The sentiment analysis extension provides powerful emotion detection capabilities:

Features

  • Sentiment Scoring: Get numerical sentiment scores (-1.0 to 1.0)
  • Classification: Automatic categorization (Very Positive, Positive, Neutral, Negative, Very Negative)
  • Emotion Extraction: Extract individual emoticons with their emotions and scores
  • Batch Processing: Analyze multiple texts efficiently
  • Detailed Analysis: Get comprehensive sentiment reports

Advanced Usage

from emoticon_fix import analyze_sentiment, extract_emotions, batch_analyze

# Detailed sentiment analysis
text = "Mixed feelings :) but also :( about this"
analysis = analyze_sentiment(text)
print(analysis.summary())

# Extract individual emotions
emotions = extract_emotions("Happy :) but worried :(")
for emoticon, emotion, score in emotions:
    print(f"'{emoticon}' → {emotion} (score: {score:.3f})")

# Batch processing
texts = ["Happy :)", "Sad :(", "Excited :D"]
results = batch_analyze(texts)

Sentiment Scoring System

  • Very Positive (0.8-1.0): Love, Very Happy, Excited, Dancing Joy
  • Positive (0.3-0.7): Smile, Happy, Wink, Hug, Kiss
  • Neutral (0.0-0.2): Neutral, Tongue, Surprised, Confused
  • Negative (-0.2 to -0.7): Sad, Crying, Worried, Annoyed
  • Very Negative (-0.8 to -1.0): Angry, Rage, Table Flip

Analytics & Statistics

The analytics extension provides comprehensive emoticon usage analysis capabilities:

EmoticonStats Features

  • Frequency Analysis: Count emoticon and emotion occurrences
  • Sentiment Distribution: Categorize emoticons by sentiment
  • Density Calculation: Emoticons per 100 characters
  • Position Tracking: Track emoticon positions in text
  • Top Rankings: Get most frequent emoticons and emotions

EmoticonProfile Features

  • Multi-text Analysis: Aggregate statistics across multiple texts
  • Emotion Diversity: Measure variety of emotions used
  • Sentiment Consistency: Measure emotional stability over time
  • Comparative Metrics: Compare different users or periods

Advanced Analytics

from emoticon_fix import get_emoticon_statistics, EmoticonProfile

# Detailed emoticon statistics
text = "Super happy :D today! Great mood :) and excited (。♥‿♥。) for later!"
stats = get_emoticon_statistics(text)

# Access detailed information
print(f"Emoticon positions: {stats.emoticon_positions}")
print(f"Sentiment distribution: {stats.sentiment_distribution}")
print(f"Top 3 emoticons: {stats.get_top_emoticons(3)}")
print(f"Analysis timestamp: {stats.analysis_timestamp}")

# Create custom profile
profile = EmoticonProfile("Custom Analysis")
profile.add_text("First text :)", "text_1")
profile.add_text("Second text :(", "text_2")
profile.add_text("Third text :D", "text_3")
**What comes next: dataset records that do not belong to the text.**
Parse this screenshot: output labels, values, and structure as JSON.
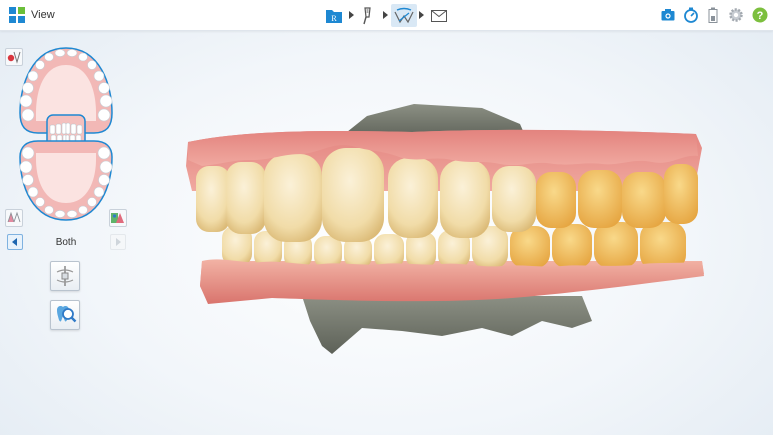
{
  "header": {
    "app_title": "View",
    "app_icon": "grid-icon",
    "workflow_steps": [
      {
        "icon": "rx-icon",
        "label": "R"
      },
      {
        "icon": "scan-wand-icon"
      },
      {
        "icon": "view-model-icon",
        "active": true
      },
      {
        "icon": "mail-icon"
      }
    ],
    "tray_icons": [
      "camera-icon",
      "timer-icon",
      "battery-icon",
      "settings-icon",
      "help-icon"
    ],
    "help_glyph": "?"
  },
  "left_panel": {
    "jaw_selector": "both-jaws-diagram",
    "jaw_label": "Both",
    "tools": [
      "segment-tool-icon",
      "tooth-inspect-icon"
    ]
  },
  "colors": {
    "accent": "#1e88d2",
    "help_green": "#7cbf3e",
    "gum": "#e8a29b",
    "tooth": "#f3e3c3",
    "base": "#6f7368"
  }
}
print(f"Emotion diversity: {profile.get_emotion_diversity():.3f}")
print(f"Sentiment consistency: {profile.get_sentiment_consistency():.3f}")

Data Export

Export analysis results for further processing or visualization:

from emoticon_fix import export_analysis, get_emoticon_statistics, create_emotion_profile

# Export statistics to JSON
text = "Happy :) day with multiple :D emoticons!"
stats = get_emoticon_statistics(text)

# Export to JSON (default format)
json_file = export_analysis(stats, format="json", filename="emoticon_stats.json")
print(f"Exported to: {json_file}")

# Export to CSV
csv_file = export_analysis(stats, format="csv", filename="emoticon_stats.csv")
print(f"Exported to: {csv_file}")

# Export emotion profile
texts = ["Happy :)", "Sad :(", "Excited :D"]
profile = create_emotion_profile(texts, "Sample Profile")
profile_file = export_analysis(profile, format="json", filename="emotion_profile.json")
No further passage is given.